# import mittels Eclipse



## Ernesto22 (22. Mai 2007)

hallo, 
hat wenig mit Programmierung zu tun, aber würde mir beim Programmierung weiterhelfen 

habe ein package, z.b: 

```
package hier.sind.meine.java-klassen
```

dann verwende ich natürlich auch java-imports, die keine probleme darstellen. 
aber ich muss auch imports verwenden, die nicht von java aus importiert werden, sonder das sind eigene definierte klassen.

z.b. könnte so ein import wie folgt aussehen:

```
import das.ist.ein.anderer.import;
import das.ist.ein.zweiter.import;
import das.kann.auch.ein.import.sein;
import das.reicht;
```

habe in Eclipse mein worksapce definiert. Als Projekt habe ich TEST genommen. 
und in meinem test habe ich mein package. 

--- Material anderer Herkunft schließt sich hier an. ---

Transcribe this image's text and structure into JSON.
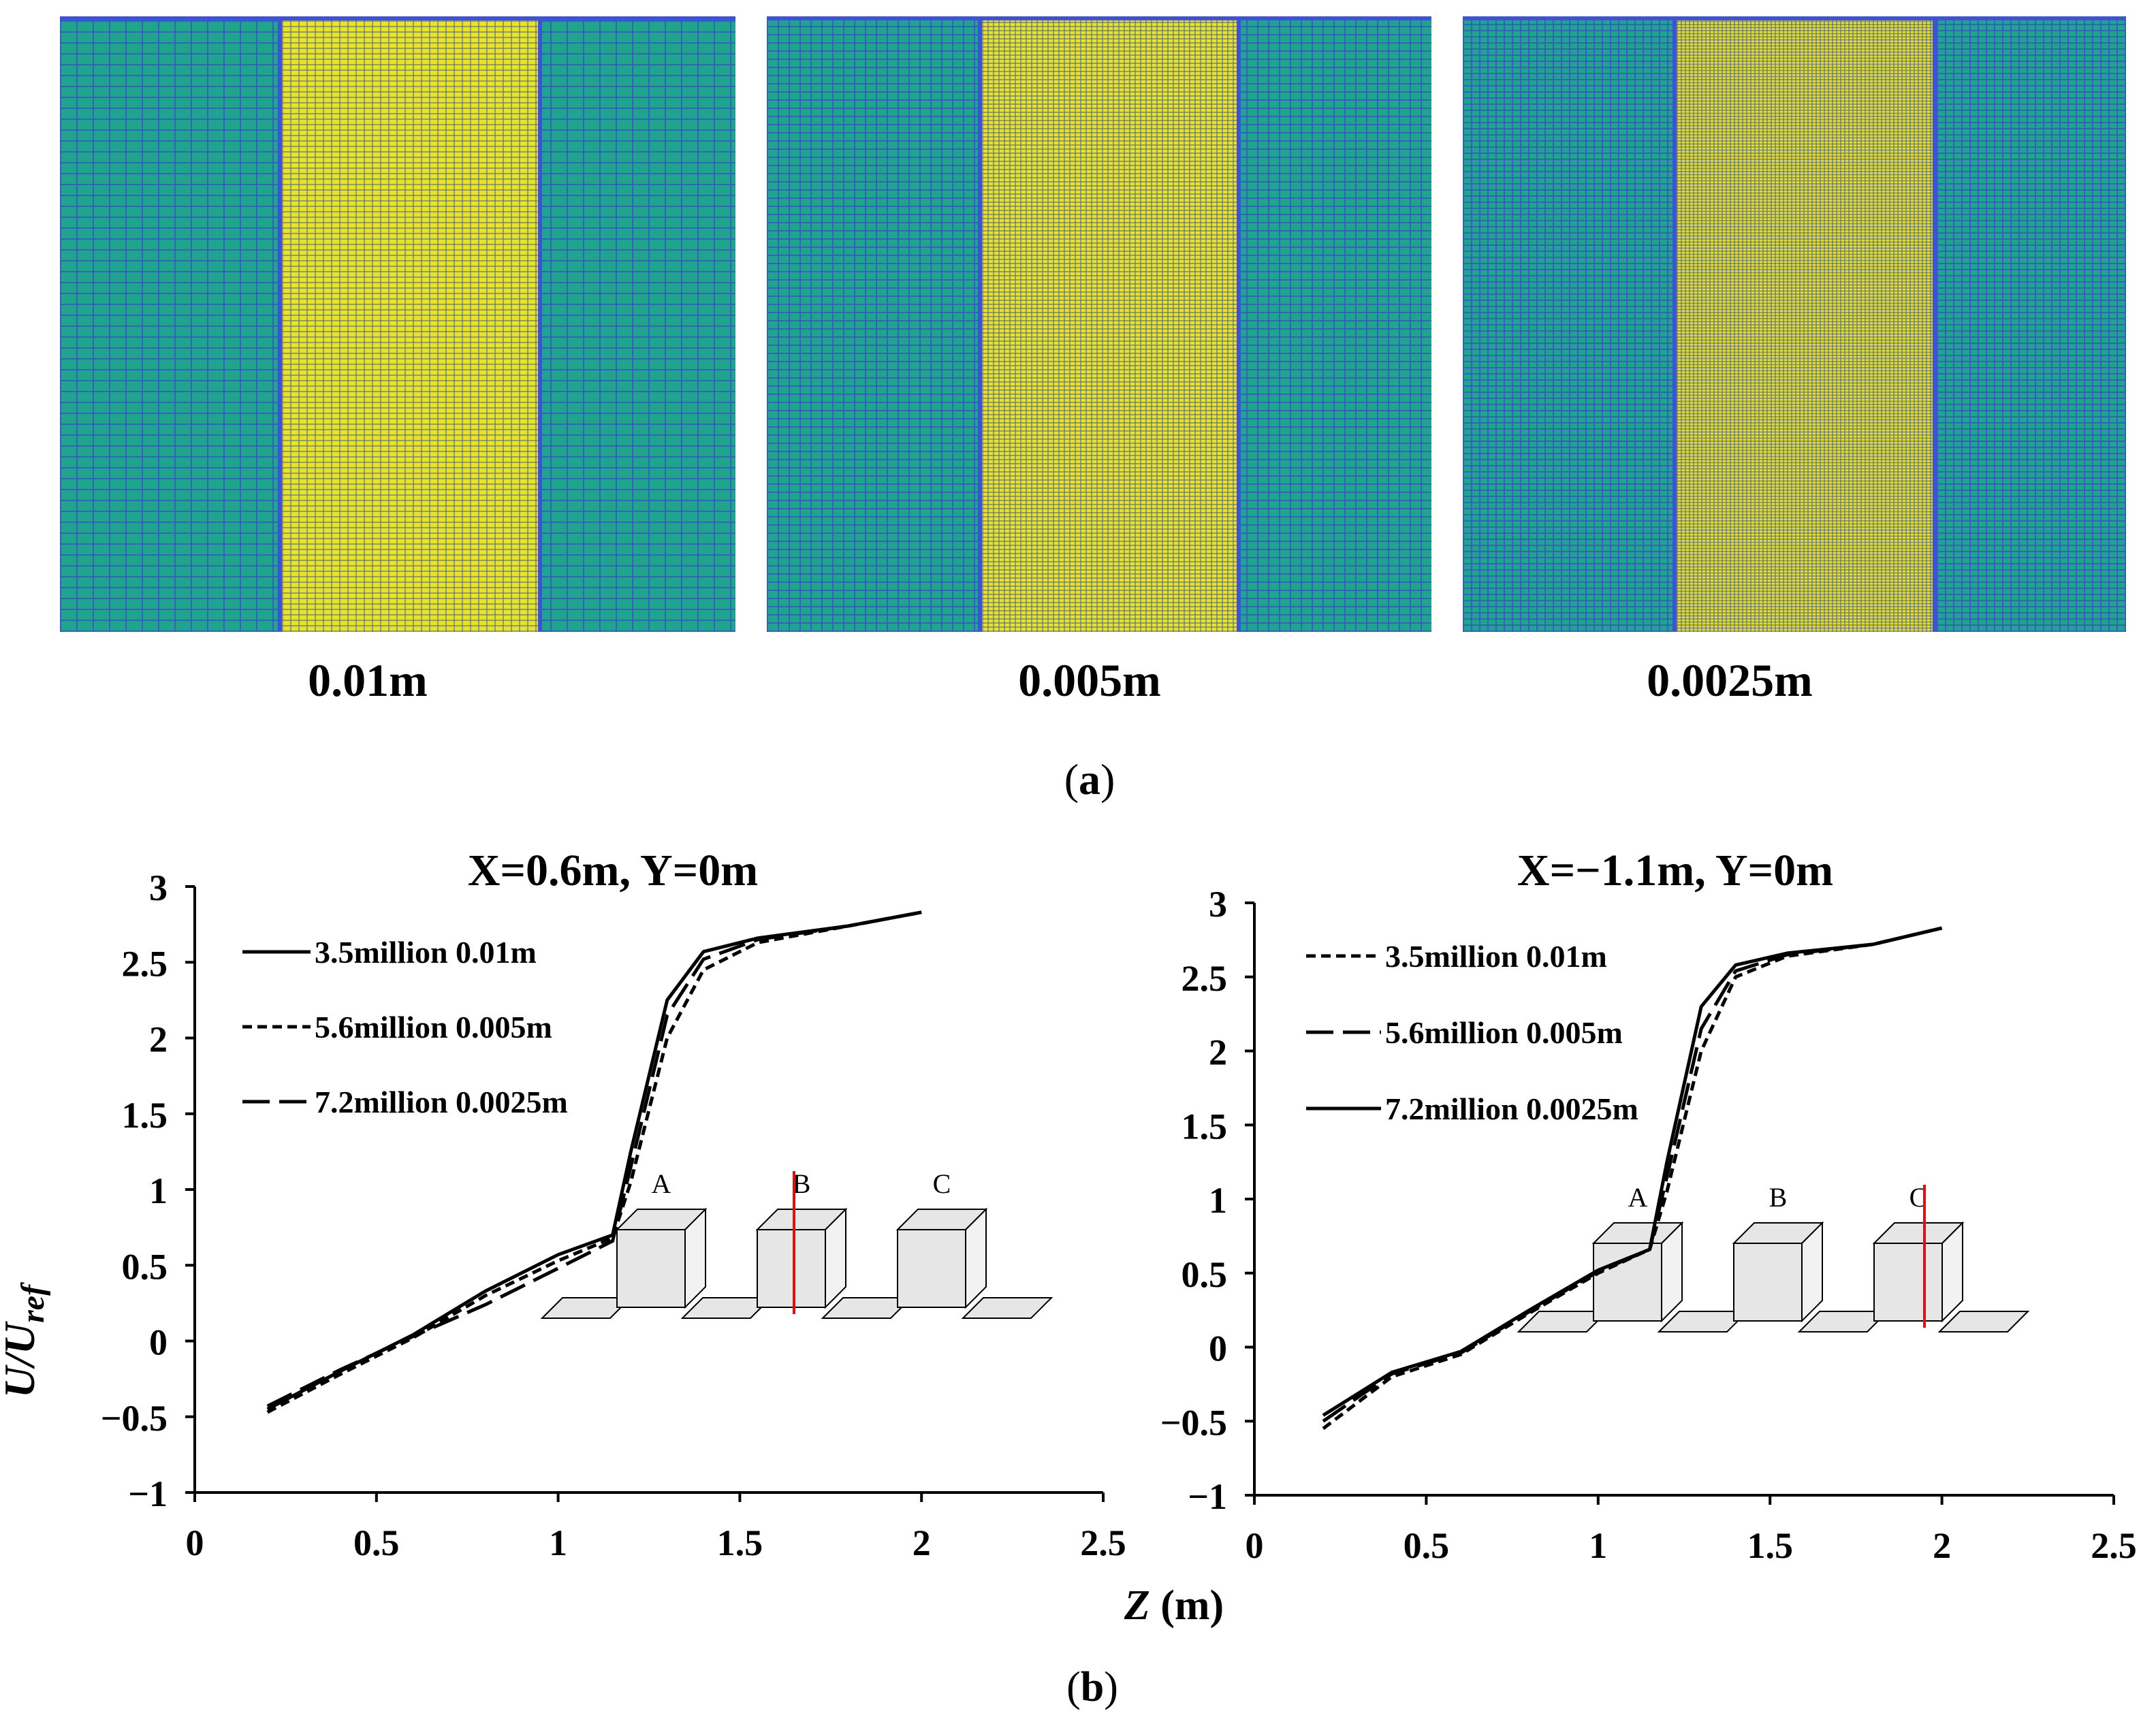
{
  "panel_a": {
    "label_open": "(",
    "label_letter": "a",
    "label_close": ")",
    "mesh_sizes": [
      "0.01m",
      "0.005m",
      "0.0025m"
    ],
    "colors": {
      "coarse": "#1fa58e",
      "fine": "#e8e324",
      "grid_line": "#3b4ec8",
      "border": "#3d52d8"
    }
  },
  "panel_b": {
    "label_open": "(",
    "label_letter": "b",
    "label_close": ")",
    "ylabel": "U/U",
    "ylabel_sub": "ref",
    "xlabel_var": "Z",
    "xlabel_unit": " (m)",
    "inset_labels": [
      "A",
      "B",
      "C"
    ],
    "colors": {
      "line": "#000000",
      "marker": "#e01010",
      "inset_fill": "#e6e6e6"
    }
  },
  "chart_data": [
    {
      "type": "line",
      "title": "X=0.6m, Y=0m",
      "xlabel": "Z (m)",
      "ylabel": "U/Uref",
      "xlim": [
        0,
        2.5
      ],
      "ylim": [
        -1,
        3
      ],
      "xticks": [
        "0",
        "0.5",
        "1",
        "1.5",
        "2",
        "2.5"
      ],
      "yticks": [
        "−1",
        "−0.5",
        "0",
        "0.5",
        "1",
        "1.5",
        "2",
        "2.5",
        "3"
      ],
      "series": [
        {
          "name": "3.5million 0.01m",
          "style": "solid",
          "points": [
            [
              0.2,
              -0.45
            ],
            [
              0.4,
              -0.2
            ],
            [
              0.6,
              0.04
            ],
            [
              0.8,
              0.33
            ],
            [
              1.0,
              0.57
            ],
            [
              1.15,
              0.7
            ],
            [
              1.2,
              1.25
            ],
            [
              1.3,
              2.25
            ],
            [
              1.4,
              2.57
            ],
            [
              1.55,
              2.66
            ],
            [
              1.8,
              2.74
            ],
            [
              2.0,
              2.83
            ]
          ]
        },
        {
          "name": "5.6million 0.005m",
          "style": "dashed",
          "points": [
            [
              0.2,
              -0.47
            ],
            [
              0.4,
              -0.22
            ],
            [
              0.6,
              0.02
            ],
            [
              0.8,
              0.3
            ],
            [
              1.0,
              0.53
            ],
            [
              1.15,
              0.68
            ],
            [
              1.2,
              1.05
            ],
            [
              1.3,
              2.0
            ],
            [
              1.4,
              2.45
            ],
            [
              1.55,
              2.63
            ],
            [
              1.8,
              2.74
            ],
            [
              2.0,
              2.83
            ]
          ]
        },
        {
          "name": "7.2million 0.0025m",
          "style": "longdash",
          "points": [
            [
              0.2,
              -0.43
            ],
            [
              0.4,
              -0.19
            ],
            [
              0.6,
              0.03
            ],
            [
              0.8,
              0.24
            ],
            [
              1.0,
              0.48
            ],
            [
              1.15,
              0.66
            ],
            [
              1.2,
              1.15
            ],
            [
              1.3,
              2.15
            ],
            [
              1.4,
              2.52
            ],
            [
              1.55,
              2.65
            ],
            [
              1.8,
              2.74
            ],
            [
              2.0,
              2.83
            ]
          ]
        }
      ],
      "marker_z": 1.65
    },
    {
      "type": "line",
      "title": "X=−1.1m, Y=0m",
      "xlabel": "Z (m)",
      "ylabel": "U/Uref",
      "xlim": [
        0,
        2.5
      ],
      "ylim": [
        -1,
        3
      ],
      "xticks": [
        "0",
        "0.5",
        "1",
        "1.5",
        "2",
        "2.5"
      ],
      "yticks": [
        "−1",
        "−0.5",
        "0",
        "0.5",
        "1",
        "1.5",
        "2",
        "2.5",
        "3"
      ],
      "series": [
        {
          "name": "3.5million 0.01m",
          "style": "dashed",
          "points": [
            [
              0.2,
              -0.55
            ],
            [
              0.4,
              -0.2
            ],
            [
              0.6,
              -0.05
            ],
            [
              0.8,
              0.23
            ],
            [
              1.0,
              0.5
            ],
            [
              1.15,
              0.66
            ],
            [
              1.2,
              1.05
            ],
            [
              1.3,
              2.0
            ],
            [
              1.4,
              2.5
            ],
            [
              1.55,
              2.64
            ],
            [
              1.8,
              2.72
            ],
            [
              2.0,
              2.83
            ]
          ]
        },
        {
          "name": "5.6million 0.005m",
          "style": "longdash",
          "points": [
            [
              0.2,
              -0.5
            ],
            [
              0.4,
              -0.18
            ],
            [
              0.6,
              -0.04
            ],
            [
              0.8,
              0.24
            ],
            [
              1.0,
              0.51
            ],
            [
              1.15,
              0.66
            ],
            [
              1.2,
              1.15
            ],
            [
              1.3,
              2.15
            ],
            [
              1.4,
              2.54
            ],
            [
              1.55,
              2.65
            ],
            [
              1.8,
              2.72
            ],
            [
              2.0,
              2.83
            ]
          ]
        },
        {
          "name": "7.2million 0.0025m",
          "style": "solid",
          "points": [
            [
              0.2,
              -0.46
            ],
            [
              0.4,
              -0.17
            ],
            [
              0.6,
              -0.03
            ],
            [
              0.8,
              0.25
            ],
            [
              1.0,
              0.52
            ],
            [
              1.15,
              0.66
            ],
            [
              1.2,
              1.25
            ],
            [
              1.3,
              2.3
            ],
            [
              1.4,
              2.58
            ],
            [
              1.55,
              2.66
            ],
            [
              1.8,
              2.72
            ],
            [
              2.0,
              2.83
            ]
          ]
        }
      ],
      "marker_z": 1.95
    }
  ]
}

Also C:\workspace\Test\hier\sind\meine\java-klassen\

Mein Problem besteht darin, die anderen imports auf die meine Java-Klassen zugreifen müssen zu importieren. 
Alle Imports fangen mit "das" an. 
"das" befindet sich mit all seinen Unterverzeichnissen und Klassen irgendwo auf meinen Rechner.

Daher habe ich "das" unter: 
C:\workspace\Test\das
definiert wo ich mittels 
File->Import->Generell (bei Eclipse) 
all meine imports in 
C:\workspace\Test\das 
importiere. 

Aber dennoch werden die imports nicht erkannt und kriege bei all meinen imports eine Fehlermeldung.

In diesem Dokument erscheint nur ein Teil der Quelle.